18. Juni 2009, 17:22

ein missverstaendnis, wenn man so will, faellt mir doch noch ein. es gibt eine bezeichnung im spanischen, die fuer die einen die ausgeburt von spiessigkeit schlechthin, den mangel an jeglicher subtilitaet und reflexionsfaehigkeit verkoerpert - fuer die anderen allerdings das genaue gegenteil darstellt und eben gerade personen von stand, geschmack und kultur bezeichnet.

es handelt sich hierbei natuerlich um das schoene wort 'pijo'. jenachdem wo man gesellschaftlich angesiedelt ist, laesst es sich entweder als "spiesser" (-"die anderen") oder als "jemand aus gutem hause" (-"einer wie wir") uebersetzen.

bei einer meiner ersten einladungen in die bessere madrider gesellschaft glaubte ich, mich gefahrlos ueber die spiessigkeit der neuen spanischen mittelklasse auslassen zu koennen. das schmaehwort, das ich hierzu voller herablassung, ohne unterlass und in aller farbgewalt benutzte war ... 'pijo'.

nun, wenn man so im redeschwall ist und sich ob der eigenen pointen vor lachen fast in die hosen macht, merkt man erst spaet, dass sich alle, dem fremden urspruenglich zugeneigten zuhoerer, laengst konsterniert abgewendet haben. ... unverzagt versuchte ich die gleichen vortrefflichen bemerkungen dann in einer anderen ecke der party und dann wieder in einer anderen ecke an den mann zu bringen.

es wurde - man braucht es nicht erst zu erwaehnen - ein sehr einsamer abend.

abfeldmann

18. Juni 2009, 18:27

ich darf das vielleicht noch erwaehnen - es hat nichts mit dem oberthema hier zu tun, aber mit einer eben erwaehnten spiessigkeit auf der einen und extremem indivdualismus auf der anderen seite.

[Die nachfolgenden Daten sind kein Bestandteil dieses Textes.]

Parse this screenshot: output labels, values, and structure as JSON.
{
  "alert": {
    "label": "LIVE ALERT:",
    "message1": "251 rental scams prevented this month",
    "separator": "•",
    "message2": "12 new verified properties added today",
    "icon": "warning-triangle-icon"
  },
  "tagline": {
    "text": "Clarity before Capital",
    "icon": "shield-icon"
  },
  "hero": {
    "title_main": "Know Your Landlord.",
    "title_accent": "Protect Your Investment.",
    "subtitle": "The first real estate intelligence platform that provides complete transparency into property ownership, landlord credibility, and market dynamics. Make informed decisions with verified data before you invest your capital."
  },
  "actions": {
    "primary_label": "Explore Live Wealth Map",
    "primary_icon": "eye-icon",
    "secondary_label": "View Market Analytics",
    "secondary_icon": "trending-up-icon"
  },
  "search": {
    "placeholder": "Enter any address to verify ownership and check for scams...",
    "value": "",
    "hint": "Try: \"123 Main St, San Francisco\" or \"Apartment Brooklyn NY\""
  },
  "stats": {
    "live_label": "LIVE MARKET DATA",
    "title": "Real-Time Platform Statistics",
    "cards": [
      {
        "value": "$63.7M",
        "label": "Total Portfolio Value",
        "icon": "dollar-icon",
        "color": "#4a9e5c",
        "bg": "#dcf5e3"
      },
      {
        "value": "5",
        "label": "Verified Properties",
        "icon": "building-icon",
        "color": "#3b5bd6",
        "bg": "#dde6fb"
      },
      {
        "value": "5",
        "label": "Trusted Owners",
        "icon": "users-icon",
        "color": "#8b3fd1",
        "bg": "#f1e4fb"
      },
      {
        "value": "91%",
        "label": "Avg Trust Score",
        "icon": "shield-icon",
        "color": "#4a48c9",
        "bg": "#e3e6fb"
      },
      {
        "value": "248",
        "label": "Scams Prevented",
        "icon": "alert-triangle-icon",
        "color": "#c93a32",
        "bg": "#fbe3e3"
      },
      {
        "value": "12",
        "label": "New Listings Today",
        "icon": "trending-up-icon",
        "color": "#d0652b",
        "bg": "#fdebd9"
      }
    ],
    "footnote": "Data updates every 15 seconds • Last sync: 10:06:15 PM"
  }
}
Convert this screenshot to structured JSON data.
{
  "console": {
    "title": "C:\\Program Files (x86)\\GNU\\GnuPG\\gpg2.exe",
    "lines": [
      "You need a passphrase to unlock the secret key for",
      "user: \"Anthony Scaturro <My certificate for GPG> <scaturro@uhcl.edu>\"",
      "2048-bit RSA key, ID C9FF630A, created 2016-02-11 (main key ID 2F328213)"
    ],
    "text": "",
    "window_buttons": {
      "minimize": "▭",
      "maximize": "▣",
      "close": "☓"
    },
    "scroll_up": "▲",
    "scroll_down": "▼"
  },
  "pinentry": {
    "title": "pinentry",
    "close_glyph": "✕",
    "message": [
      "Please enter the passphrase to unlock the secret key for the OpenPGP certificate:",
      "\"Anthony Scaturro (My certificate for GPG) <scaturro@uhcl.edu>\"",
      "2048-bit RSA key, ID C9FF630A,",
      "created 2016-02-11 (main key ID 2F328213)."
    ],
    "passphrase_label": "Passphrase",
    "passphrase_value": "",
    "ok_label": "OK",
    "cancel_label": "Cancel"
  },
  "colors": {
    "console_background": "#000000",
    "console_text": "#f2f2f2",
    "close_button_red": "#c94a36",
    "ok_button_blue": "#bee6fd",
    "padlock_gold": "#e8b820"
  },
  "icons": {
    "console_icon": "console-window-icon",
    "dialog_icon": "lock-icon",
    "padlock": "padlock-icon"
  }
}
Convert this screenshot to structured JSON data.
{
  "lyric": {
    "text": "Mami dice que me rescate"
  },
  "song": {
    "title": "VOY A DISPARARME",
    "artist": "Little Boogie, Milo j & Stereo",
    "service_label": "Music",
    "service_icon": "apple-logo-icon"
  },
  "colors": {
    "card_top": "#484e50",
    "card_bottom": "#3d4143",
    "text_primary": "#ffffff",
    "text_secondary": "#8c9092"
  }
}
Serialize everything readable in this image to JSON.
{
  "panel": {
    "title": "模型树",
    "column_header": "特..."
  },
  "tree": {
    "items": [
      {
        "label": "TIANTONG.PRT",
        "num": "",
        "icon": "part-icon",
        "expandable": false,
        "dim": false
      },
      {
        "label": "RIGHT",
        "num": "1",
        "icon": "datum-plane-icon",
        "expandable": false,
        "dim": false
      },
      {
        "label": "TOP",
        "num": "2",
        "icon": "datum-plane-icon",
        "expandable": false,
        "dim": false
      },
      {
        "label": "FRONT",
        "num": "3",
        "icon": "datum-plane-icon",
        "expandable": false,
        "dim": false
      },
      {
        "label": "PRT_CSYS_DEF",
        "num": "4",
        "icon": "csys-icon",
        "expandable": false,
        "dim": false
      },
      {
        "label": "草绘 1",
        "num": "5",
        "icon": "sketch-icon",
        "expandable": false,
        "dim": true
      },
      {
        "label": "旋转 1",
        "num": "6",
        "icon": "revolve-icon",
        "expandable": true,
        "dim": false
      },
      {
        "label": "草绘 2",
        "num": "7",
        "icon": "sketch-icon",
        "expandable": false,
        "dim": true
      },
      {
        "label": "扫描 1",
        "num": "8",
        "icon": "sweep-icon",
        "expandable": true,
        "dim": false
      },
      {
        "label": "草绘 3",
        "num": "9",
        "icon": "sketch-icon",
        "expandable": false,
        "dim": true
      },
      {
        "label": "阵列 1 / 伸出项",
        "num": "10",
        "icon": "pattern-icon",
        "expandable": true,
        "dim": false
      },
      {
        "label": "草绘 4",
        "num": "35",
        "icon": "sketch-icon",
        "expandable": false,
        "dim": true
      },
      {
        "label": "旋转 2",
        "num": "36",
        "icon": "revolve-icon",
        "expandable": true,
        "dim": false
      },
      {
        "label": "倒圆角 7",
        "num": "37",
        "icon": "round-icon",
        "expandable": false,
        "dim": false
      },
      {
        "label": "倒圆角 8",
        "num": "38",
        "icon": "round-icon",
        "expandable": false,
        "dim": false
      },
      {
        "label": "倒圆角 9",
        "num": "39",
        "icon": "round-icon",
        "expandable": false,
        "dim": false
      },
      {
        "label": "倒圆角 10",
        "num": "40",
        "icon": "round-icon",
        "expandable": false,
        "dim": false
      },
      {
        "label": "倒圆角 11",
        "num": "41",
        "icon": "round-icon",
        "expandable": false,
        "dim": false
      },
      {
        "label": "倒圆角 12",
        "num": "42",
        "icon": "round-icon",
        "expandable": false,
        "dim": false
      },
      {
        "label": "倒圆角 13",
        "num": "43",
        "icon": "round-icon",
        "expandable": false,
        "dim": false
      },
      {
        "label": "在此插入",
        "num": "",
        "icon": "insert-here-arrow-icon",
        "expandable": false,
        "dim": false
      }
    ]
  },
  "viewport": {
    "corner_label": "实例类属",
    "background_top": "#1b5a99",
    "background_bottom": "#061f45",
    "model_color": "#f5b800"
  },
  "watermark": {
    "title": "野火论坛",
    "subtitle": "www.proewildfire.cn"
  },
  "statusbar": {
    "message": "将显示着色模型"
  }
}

in der nzz schrieb einmal jemand, spanien sei das land mit den wohl duckmaeusernsten kleinbuergern der welt (das traurige erbe francos) und gleichzeitig aber auch mit den durchgeknalltesten individualisten. - erstere machen mir persoenlich wenig spass, letztere ganz erheblichen. ... gerade juengst waren wir ausessen und zu unserer gesellschaft gehoerte eine dame, die von ihrem chauffeur zu diesem treffen gebracht wurde. - nichts aussergewohnliches an sich, nur dass dieser chauffeur, der nun in einer kneipe nahe dem restaurant wartete, schon seit geraumer zeit gar keinen fuehrerschein mehr besitzt. - man habe sich, so sagte sie uns, von diesem mann, dessen vater schon fuer ihren vater gefahren sei, nicht trennen wollen. und so laesst sie sich jetzt gewissermassen notgedrungen in einem miettaxi von einem mietfahrer chauffieren - in begleitung des familienchauffeurs selbstverstaendlich.  

abfeldmann

18. Juni 2009, 19:36

und noch kurz zu stefanus und paul ingendaay. - im urteil und in der beurteilung lebt und findet sich der bildungsbuerger. - nichts ist deutscher. - weniges ist unangenehmer. - ich weiss, ich bin vollkommen darin gefangen. aber wenigsten... ich weiss es.